There are white flakes of snow in his dark hair, and one flake comes to rest gently on the tip of his nose. Thick droplets of water coat his eyelashes.


“You have a new memory now, Walter,” he smiles, taking my hand and running me across the snowy landscape. “Next time it snows, think of me, dancing.” He swivels his hips outrageously, the swirling snowflakes making patterns around his head, and across his body, until he blends into the blizzard, a manic, dancing mannequin, twisting in time to the winter music.


He leads me home through the fog of snow and of my whirling mind, and when he gets me into my apartment, he undoes my coat, his long fingers straying to caress my cold face.

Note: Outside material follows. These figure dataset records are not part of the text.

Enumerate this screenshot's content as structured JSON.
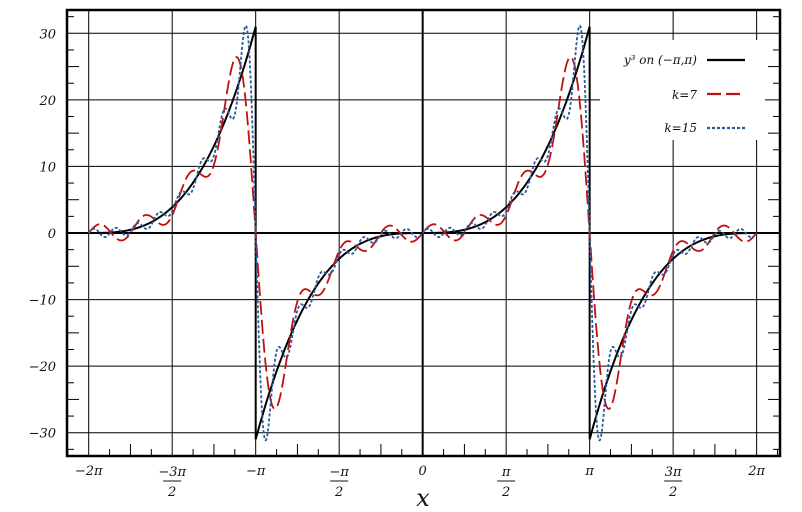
{
  "chart_data": {
    "type": "line",
    "title": "",
    "xlabel": "x",
    "ylabel": "",
    "xlim_over_pi": [
      -2.13,
      2.14
    ],
    "ylim": [
      -33.5,
      33.5
    ],
    "grid": true,
    "legend_placement": "top-right",
    "x_ticks": [
      {
        "value_over_pi": -2,
        "num": "−2π",
        "den": ""
      },
      {
        "value_over_pi": -1.5,
        "num": "−3π",
        "den": "2"
      },
      {
        "value_over_pi": -1,
        "num": "−π",
        "den": ""
      },
      {
        "value_over_pi": -0.5,
        "num": "−π",
        "den": "2"
      },
      {
        "value_over_pi": 0,
        "num": "0",
        "den": ""
      },
      {
        "value_over_pi": 0.5,
        "num": "π",
        "den": "2"
      },
      {
        "value_over_pi": 1,
        "num": "π",
        "den": ""
      },
      {
        "value_over_pi": 1.5,
        "num": "3π",
        "den": "2"
      },
      {
        "value_over_pi": 2,
        "num": "2π",
        "den": ""
      }
    ],
    "y_ticks": [
      {
        "value": 30,
        "label": "30"
      },
      {
        "value": 20,
        "label": "20"
      },
      {
        "value": 10,
        "label": "10"
      },
      {
        "value": 0,
        "label": "0"
      },
      {
        "value": -10,
        "label": "−10"
      },
      {
        "value": -20,
        "label": "−20"
      },
      {
        "value": -30,
        "label": "−30"
      }
    ],
    "series": [
      {
        "name": "y³ on (−π,π)",
        "function": "x^3 periodic on (-pi,pi)",
        "color": "#000000",
        "style": "solid"
      },
      {
        "name": "k=7",
        "function": "Fourier partial sum, 7 terms",
        "terms": 7,
        "color": "#c01010",
        "style": "long-dash"
      },
      {
        "name": "k=15",
        "function": "Fourier partial sum, 15 terms",
        "terms": 15,
        "color": "#2c5a9a",
        "style": "dotted"
      }
    ]
  }
}
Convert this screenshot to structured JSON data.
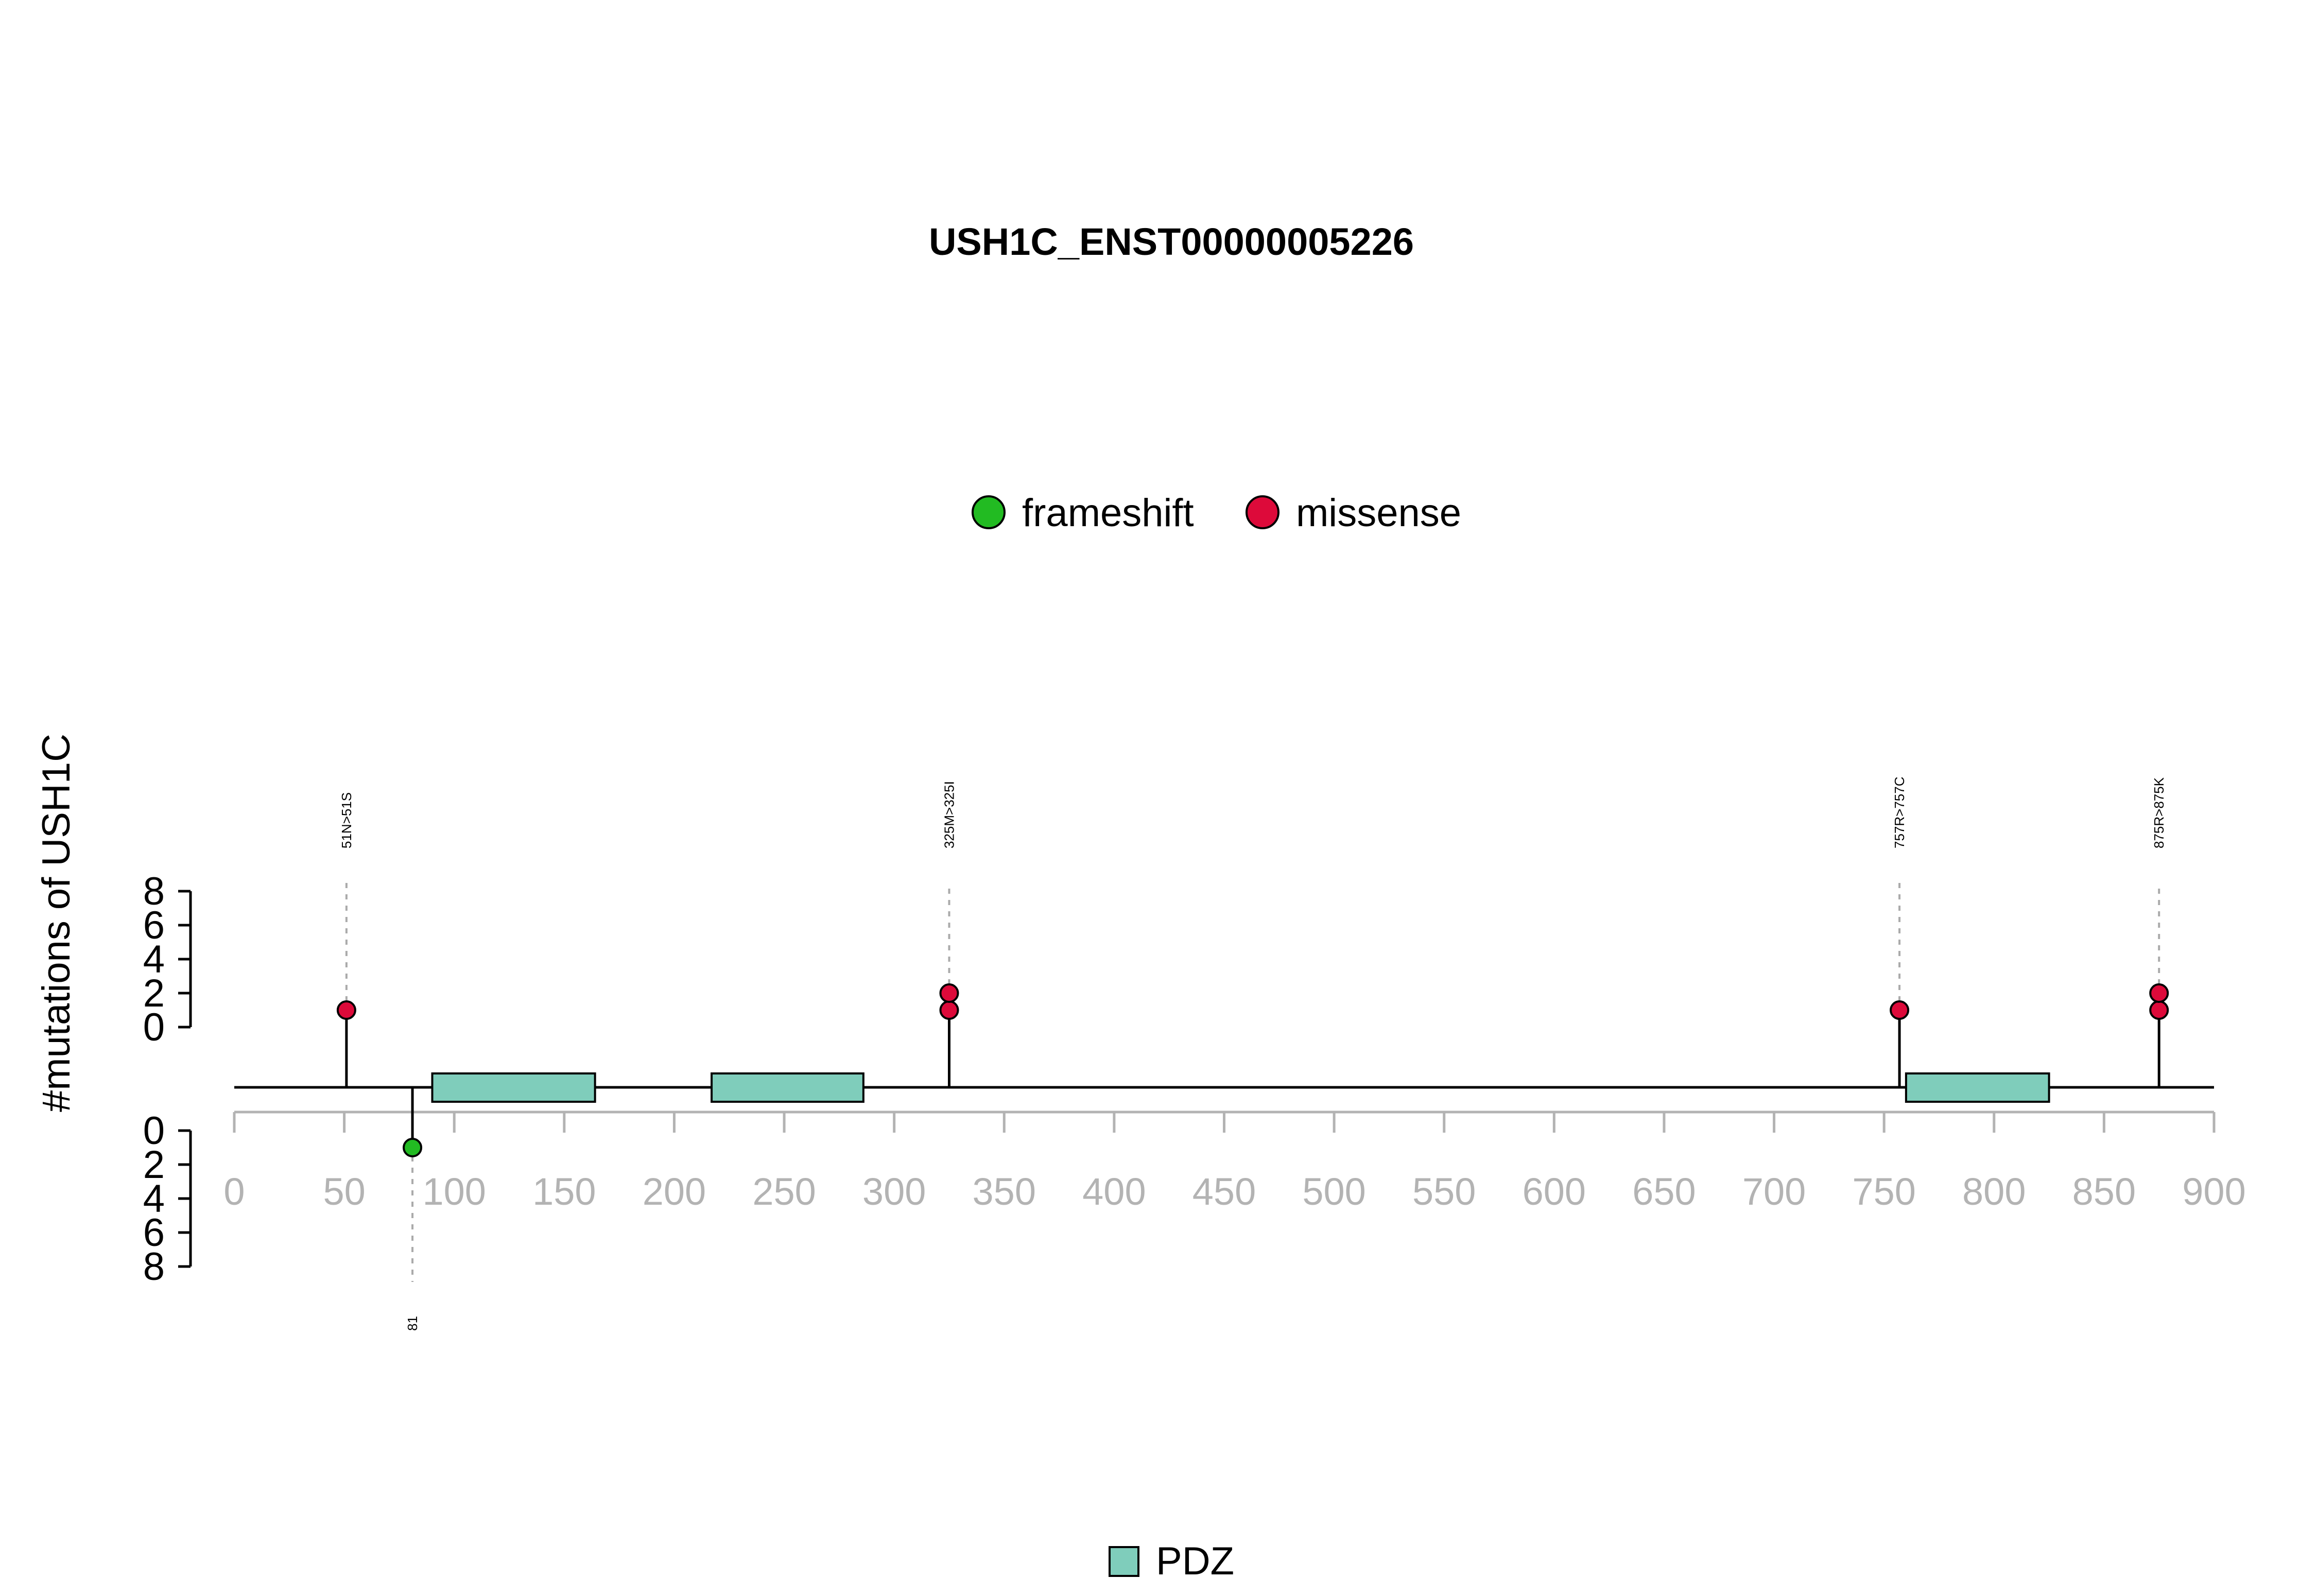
{
  "chart_data": {
    "type": "lollipop",
    "title": "USH1C_ENST00000005226",
    "ylabel": "#mutations of USH1C",
    "xlim": [
      0,
      900
    ],
    "x_ticks": [
      0,
      50,
      100,
      150,
      200,
      250,
      300,
      350,
      400,
      450,
      500,
      550,
      600,
      650,
      700,
      750,
      800,
      850,
      900
    ],
    "y_ticks": [
      0,
      2,
      4,
      6,
      8
    ],
    "ylim": [
      0,
      8
    ],
    "mutation_types": [
      {
        "name": "frameshift",
        "color": "#22bb22"
      },
      {
        "name": "missense",
        "color": "#dd0a3a"
      }
    ],
    "upper_mutations": [
      {
        "position": 51,
        "count": 1,
        "type": "missense",
        "label": "51N>51S"
      },
      {
        "position": 325,
        "count": 2,
        "type": "missense",
        "label": "325M>325I"
      },
      {
        "position": 757,
        "count": 1,
        "type": "missense",
        "label": "757R>757C"
      },
      {
        "position": 875,
        "count": 2,
        "type": "missense",
        "label": "875R>875K"
      }
    ],
    "lower_mutations": [
      {
        "position": 81,
        "count": 1,
        "type": "frameshift",
        "label": "81"
      }
    ],
    "domains": [
      {
        "name": "PDZ",
        "start": 90,
        "end": 164
      },
      {
        "name": "PDZ",
        "start": 217,
        "end": 286
      },
      {
        "name": "PDZ",
        "start": 760,
        "end": 825
      }
    ],
    "domain_legend": [
      {
        "name": "PDZ",
        "color": "#7fcdbb"
      }
    ]
  }
}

I stand there, stupefied, my mouth aching to be kissed again, and he obliges, his lips feeling too warm and solid against my frozen mouth.


“My snowman,” he murmurs, not stopping at my coat, moving on to unbutton my shirt as well. “Let’s thaw you out, shall we?”


His mouth lingers against my neck, softly presses against a collarbone, lightly teases a nipple. He takes my hand and leads me over to the fire, undoes my pants, and pushes them down my thighs, and my briefs follow. As if in a dream I step out of them, and allow him to press me down onto the rug, allow his body to nuzzle against mine as if it were made to fit there. His head beneath my chin, his long legs wrapped around my thighs, his hands stroking my body. I’m dimly aware that he’s undressed too. I can feel his skin, naked against my own, a light sheen of sweat glistening in the orange glow of the fire. He makes love to me gently, softly, sweetly, as if in a dream. His tongue is slow and languid, his hands feather light. He doesn’t taste like Sharon, or smell like her. His man’s body is different, and yet so perfect. Beautiful – just as she was. He is new, unfamiliar, and yet so familiar too. I let him do whatever he wants, move to accommodate whatever he asks, allow him to touch me in ways I never knew were possible, never dreamed of, or thought I wanted. Yet my body responds to his expert touch, like a musical instrument being played by a master.


When at last, evening turns to night, and our bodies are exhausted, my new love holds me in his arms and smiles, one fingertip resting on my lips.


“Despite what we thought – it turned out to be a good Christmas after all, Walter,” he whispers.